Théroigne was the daughter of a wealthy farmer in the village of Méricourt near Liége, and received a finished education. When scarcely seventeen her excessive beauty attracted the notice of a young Belgian noble, who owned a château close by her father's home. In those days of the old régime an aristocrat would never have recovered the disgrace of marrying a farmer's daughter; so the consequences of their mutual passion might easily have been foreseen. Deserted by her lover, Théroigne fled to England, and remained here for some months, in an agony of shame and grief. When Paris rose against the ill-starred Louis Seize, she returned to France, and became acquainted with Mirabeau, and through him she was introduced to to the Abbé Siéyes, Joseph Chénier, Brissac, Danton, Marat, Robespierre, Camille Desmoulins, Ronsin, Romme, and others of the Republican party.
Théroigne de Méricourt was barely eighteen in '89, when the first rumblings of the storm were heard. Plunging headlong into the vortex of Revolution, she soon acquired for her daring the names of "the Amazon of Liége" and "the Jeanne d'Arc of the Revolution;" while her surpassing beauty procured for her the title of "La Belle Liégoise." Attired in a blood-coloured silk riding-habit, and a hat surmounted by a magnificent plume of feathers, she made herself conspicuous in all those deadly conflicts between the People and the Royalists. She was first amongst the infuriate mob who burst open the gates of the Invalides and seized the cannon. She was foremost in the storming of the Bastille, June 14th, 1789; and such was her reckless valour on this occasion, that the victors, assembling on the spot, voted her a sabre d'homme. Another of the heroines who joined in the attack on the Bastille, afterwards joined the army, and fought against the enemies of the Republic, for which she was made Captain of Artillery. Her husband was a soldier.
On the 5th of October, Théroigne and Rose led eight or ten thousand starving Parisian Women against Versailles. Previous to this, Rose had commanded a body of Furies in the attack on the Hôtel de Ville, August 7th. Théroigne rode to Versailles astride on a cannon.
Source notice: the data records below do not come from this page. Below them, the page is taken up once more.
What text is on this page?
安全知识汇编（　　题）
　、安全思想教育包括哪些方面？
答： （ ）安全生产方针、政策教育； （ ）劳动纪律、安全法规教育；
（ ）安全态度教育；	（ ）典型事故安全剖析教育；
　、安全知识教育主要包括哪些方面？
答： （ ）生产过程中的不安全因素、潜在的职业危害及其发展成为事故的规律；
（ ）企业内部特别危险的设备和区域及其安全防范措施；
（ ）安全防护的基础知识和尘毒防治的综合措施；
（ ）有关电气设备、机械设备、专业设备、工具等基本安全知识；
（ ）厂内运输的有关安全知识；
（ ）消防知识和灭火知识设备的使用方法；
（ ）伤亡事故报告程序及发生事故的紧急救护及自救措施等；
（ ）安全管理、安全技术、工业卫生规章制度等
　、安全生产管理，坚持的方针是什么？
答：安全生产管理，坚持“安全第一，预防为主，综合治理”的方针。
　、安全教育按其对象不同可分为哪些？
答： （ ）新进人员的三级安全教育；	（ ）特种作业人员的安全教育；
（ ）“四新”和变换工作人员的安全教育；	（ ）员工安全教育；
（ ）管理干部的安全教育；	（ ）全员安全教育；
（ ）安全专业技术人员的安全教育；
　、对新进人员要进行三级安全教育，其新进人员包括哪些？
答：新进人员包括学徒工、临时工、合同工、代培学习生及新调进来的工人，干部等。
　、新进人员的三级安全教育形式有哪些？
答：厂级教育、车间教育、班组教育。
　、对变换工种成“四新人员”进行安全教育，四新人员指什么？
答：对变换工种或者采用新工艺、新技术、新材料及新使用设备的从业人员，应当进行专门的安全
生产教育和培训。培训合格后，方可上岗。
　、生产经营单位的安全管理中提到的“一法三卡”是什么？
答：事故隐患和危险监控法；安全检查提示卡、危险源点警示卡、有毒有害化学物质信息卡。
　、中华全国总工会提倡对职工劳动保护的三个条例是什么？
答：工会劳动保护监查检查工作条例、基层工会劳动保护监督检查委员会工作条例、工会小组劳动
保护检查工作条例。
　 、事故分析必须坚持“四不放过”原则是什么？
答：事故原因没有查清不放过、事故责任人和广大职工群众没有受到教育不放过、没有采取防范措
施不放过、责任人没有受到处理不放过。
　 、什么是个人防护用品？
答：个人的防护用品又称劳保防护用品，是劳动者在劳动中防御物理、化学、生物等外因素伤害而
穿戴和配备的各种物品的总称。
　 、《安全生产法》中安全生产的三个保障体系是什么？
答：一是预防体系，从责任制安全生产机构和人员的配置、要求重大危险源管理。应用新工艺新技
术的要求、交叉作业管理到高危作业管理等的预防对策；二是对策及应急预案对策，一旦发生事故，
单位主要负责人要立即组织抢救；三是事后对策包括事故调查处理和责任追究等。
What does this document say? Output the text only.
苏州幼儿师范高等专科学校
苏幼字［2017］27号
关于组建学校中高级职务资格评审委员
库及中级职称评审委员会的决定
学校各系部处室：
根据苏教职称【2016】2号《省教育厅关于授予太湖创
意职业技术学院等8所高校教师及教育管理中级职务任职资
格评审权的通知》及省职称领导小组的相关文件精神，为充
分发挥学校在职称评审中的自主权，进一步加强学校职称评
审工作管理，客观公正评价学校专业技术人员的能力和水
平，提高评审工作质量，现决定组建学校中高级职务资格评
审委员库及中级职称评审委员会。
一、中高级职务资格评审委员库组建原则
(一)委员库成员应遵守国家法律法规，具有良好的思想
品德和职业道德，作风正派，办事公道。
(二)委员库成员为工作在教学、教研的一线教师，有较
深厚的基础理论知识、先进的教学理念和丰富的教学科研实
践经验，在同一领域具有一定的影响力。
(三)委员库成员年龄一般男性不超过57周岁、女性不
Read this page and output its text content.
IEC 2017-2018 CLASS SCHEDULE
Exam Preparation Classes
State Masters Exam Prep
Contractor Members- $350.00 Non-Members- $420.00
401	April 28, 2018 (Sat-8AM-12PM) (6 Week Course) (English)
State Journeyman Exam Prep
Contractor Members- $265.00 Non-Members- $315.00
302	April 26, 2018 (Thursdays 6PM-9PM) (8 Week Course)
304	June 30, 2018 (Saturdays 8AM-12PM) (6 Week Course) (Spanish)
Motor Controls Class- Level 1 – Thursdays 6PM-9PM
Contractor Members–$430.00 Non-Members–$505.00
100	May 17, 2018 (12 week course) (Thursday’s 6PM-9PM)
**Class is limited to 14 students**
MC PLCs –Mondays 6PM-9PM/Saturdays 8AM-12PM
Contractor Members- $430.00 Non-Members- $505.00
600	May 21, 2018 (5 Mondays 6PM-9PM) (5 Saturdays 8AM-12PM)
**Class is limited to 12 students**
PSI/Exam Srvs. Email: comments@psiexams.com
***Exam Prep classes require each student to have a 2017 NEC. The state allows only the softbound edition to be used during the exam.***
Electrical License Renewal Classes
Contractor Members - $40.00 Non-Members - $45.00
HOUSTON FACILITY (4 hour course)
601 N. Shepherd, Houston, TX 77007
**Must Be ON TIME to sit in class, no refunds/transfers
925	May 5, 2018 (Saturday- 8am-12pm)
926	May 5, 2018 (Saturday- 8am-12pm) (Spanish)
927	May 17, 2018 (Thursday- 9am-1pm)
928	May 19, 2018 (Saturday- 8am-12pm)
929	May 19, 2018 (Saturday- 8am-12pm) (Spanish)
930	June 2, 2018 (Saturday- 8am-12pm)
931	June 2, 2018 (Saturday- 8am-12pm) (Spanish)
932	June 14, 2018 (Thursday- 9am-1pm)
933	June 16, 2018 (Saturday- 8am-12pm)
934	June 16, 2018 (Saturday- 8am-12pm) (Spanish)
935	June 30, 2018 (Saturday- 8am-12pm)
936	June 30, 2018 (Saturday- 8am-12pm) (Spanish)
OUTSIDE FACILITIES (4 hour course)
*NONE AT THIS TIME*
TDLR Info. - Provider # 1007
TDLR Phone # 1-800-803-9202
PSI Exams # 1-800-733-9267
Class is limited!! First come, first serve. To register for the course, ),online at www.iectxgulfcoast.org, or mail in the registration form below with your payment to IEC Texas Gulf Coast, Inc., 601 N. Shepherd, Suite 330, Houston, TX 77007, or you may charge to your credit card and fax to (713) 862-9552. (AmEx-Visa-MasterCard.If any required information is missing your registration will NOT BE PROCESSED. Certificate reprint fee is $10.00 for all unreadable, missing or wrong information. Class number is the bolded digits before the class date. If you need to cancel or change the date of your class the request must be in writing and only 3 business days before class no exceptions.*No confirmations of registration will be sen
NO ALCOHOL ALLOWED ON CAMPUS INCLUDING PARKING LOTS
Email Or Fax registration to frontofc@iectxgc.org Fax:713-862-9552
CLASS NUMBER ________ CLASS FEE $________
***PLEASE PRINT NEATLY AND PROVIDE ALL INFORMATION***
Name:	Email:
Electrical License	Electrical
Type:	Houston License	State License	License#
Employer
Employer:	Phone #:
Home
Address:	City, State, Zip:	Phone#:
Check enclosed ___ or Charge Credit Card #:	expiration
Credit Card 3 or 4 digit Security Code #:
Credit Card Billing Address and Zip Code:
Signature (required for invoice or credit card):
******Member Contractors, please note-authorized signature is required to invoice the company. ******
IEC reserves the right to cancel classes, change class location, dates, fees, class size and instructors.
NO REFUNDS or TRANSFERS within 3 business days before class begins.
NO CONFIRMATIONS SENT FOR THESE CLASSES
By her side came Cut-Throat Jourdan, the "Man with the Long Beard." The expedition owed its success almost entirely to the Amazon of Liége. The triumph of the people was complete. Le Boulanger, la Boulangère, et le petit Mitron were brought to Paris, escorted by a seething, howling mob, preceded (as a hint to the aristocrats) by two pikes, on which were placed the heads of two Gardes-du-Corps. Several Poissardes performed the return journey on the backs of cannon.
For a time the popularity of Théroigne de Méricourt and Rose Lacombe was unbounded; they were estimated by the Parisians as the first of their sex. Rose founded a female club on the same plan as the Jacobins, and became the chief speaker there. Théroigne held a club at her own house, and frequently spoke at the "Old Cordeliers," of which Danton and Camille Desmoulins were the leaders. Speaking of the enthusiasm with which her orations were received, Camille says "Her similes were drawn from the Bible and Pindar. It was the eloquence of a Judith."
One evening Théroigne proposed that the Temple of the Representatives of the People should be erected on the site of the Bastille, the scene of their first triumph.
"To found and embellish this edifice," said she, "let us strip ourselves of our ornaments, our gold, our jewels. I will be the first to set the example."
And with these words she tore off all her jewels and flung them on the table.
Her power increased every day. She was appointed commander of the 3rd corps of the army of the Fauxbourgs; and so great was her ascendancy over the mob, that she could by a single word acquit or condemn a victim. She thus became both feared and hated by the Aristocrats. One day when she was at the zenith of her power, she recognised her faithless lover. He sought to avert his impending fate and humbly implored her forgiveness; but Théroigne had not the generosity to save him. He perished in the September massacres, 1792.
A fearful doom was reserved for the beautiful and unfortunate Théroigne de Méricourt. Like Robespierre, she believed that her power was such that she could at any moment arrest the progress of the Revolution. Only a few months after the death of her seducer, the very Furies whom she had commanded, by whom she had been almost worshipped, suspecting her of being a Girondist, turned against their Amazon leader with all the fury they had formerly displayed against Marie Antoinette. They surrounded her on the terrace of the Tuileries, May 31st, 1793, stripped her naked, and subjected her to a public flogging.